Especialidades terapéuticas
Enfermedades crónicas
Un servicio diseñado para abordar tus necesidades
específicas con un enfoque personalizado, profesional y seguro.
Convivir con una enfermedad crónica puede ser un proceso muy duro y agotador, tanto física como emocionalmente.
Muchas veces no solo tienes que lidiar con los síntomas o el tratamiento, sino también con el miedo, la incertidumbre, el cansancio y los cambios que la enfermedad trae a tu vida.
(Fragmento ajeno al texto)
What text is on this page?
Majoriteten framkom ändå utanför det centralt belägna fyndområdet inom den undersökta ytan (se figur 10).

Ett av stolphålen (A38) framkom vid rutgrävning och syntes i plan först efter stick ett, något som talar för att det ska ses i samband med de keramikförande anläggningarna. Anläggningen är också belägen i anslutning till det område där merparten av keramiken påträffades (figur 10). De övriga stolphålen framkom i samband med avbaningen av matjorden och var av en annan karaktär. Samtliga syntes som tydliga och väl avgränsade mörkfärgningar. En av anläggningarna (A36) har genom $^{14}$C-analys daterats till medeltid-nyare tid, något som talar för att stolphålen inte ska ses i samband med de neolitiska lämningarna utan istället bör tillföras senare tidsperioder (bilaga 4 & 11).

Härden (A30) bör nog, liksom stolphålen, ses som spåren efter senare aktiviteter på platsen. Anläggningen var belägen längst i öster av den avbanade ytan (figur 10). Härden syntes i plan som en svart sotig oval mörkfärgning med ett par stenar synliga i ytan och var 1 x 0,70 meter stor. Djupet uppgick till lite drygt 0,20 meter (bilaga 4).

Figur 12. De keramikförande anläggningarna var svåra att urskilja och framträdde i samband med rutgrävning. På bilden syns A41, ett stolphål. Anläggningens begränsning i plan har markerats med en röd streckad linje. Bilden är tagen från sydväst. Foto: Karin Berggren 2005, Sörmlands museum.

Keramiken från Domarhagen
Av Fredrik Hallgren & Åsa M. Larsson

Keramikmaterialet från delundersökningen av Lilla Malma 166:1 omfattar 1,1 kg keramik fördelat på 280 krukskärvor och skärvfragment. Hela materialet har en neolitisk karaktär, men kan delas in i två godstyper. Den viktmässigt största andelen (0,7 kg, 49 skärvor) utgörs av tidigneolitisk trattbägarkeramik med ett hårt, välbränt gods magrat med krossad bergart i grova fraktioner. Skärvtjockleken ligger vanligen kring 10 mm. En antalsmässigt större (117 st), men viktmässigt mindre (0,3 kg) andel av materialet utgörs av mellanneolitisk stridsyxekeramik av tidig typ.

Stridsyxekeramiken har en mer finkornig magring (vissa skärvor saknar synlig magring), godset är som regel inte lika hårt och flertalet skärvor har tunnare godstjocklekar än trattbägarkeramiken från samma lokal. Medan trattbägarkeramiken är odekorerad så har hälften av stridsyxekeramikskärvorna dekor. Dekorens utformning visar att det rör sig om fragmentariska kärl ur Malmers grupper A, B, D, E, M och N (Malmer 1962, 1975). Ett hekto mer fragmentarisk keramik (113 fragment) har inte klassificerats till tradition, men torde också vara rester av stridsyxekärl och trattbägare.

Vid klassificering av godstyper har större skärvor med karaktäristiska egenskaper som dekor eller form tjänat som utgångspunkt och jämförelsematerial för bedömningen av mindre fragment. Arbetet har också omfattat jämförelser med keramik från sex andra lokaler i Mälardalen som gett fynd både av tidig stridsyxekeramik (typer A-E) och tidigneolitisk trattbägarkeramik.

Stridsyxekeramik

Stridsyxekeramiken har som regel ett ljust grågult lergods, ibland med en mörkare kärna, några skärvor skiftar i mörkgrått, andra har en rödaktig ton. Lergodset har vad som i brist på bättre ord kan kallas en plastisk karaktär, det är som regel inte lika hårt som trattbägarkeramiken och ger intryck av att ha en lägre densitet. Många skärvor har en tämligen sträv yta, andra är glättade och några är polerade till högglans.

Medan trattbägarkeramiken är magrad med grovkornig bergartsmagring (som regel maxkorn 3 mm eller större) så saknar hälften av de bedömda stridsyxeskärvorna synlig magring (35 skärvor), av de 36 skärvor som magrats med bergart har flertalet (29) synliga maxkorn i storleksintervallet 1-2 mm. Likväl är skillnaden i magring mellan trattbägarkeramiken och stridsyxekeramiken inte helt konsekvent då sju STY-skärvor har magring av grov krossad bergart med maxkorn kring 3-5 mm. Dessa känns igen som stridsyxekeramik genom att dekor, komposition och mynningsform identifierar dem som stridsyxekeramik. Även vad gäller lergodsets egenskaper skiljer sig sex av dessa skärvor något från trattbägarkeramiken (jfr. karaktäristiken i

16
Y aunque desde fuera parezca que “lo llevas bien”, por dentro puedes sentirte sobrepasado/a, solo/a o cansado/a de tener que sostener tanto.
Hay días en los que simplemente continuar ya requiere mucha energía.
¿Cómo puedes sentirte?
Reconocer estas emociones es el primer paso del proceso.
Cansancio físico y emocional constante.
Miedo, preocupación o incertidumbre sobre el futuro.
Sensación de pérdida de control sobre tu vida o tu cuerpo.
Frustración, tristeza o sensación de injusticia.
Dificultad para aceptar ciertos cambios o limitaciones.
Sensación de incomprensión o soledad.
Ansiedad relacionada con síntomas, revisiones o tratamientos.
Sensación de estar agotado/a de “tener que poder con todo”.
¿Por qué ocurre?
Vivir con una enfermedad crónica implica adaptarse constantemente a cambios físicos, emocionales y muchas veces también personales, laborales o familiares.
El desgaste no viene solo de la enfermedad, sino también del esfuerzo continuo que supone convivir con ella día tras día. Y aunque muchas personas intentan mantenerse fuertes todo el tiempo, es normal que aparezca cansancio emocional, miedo o sensación de desborde.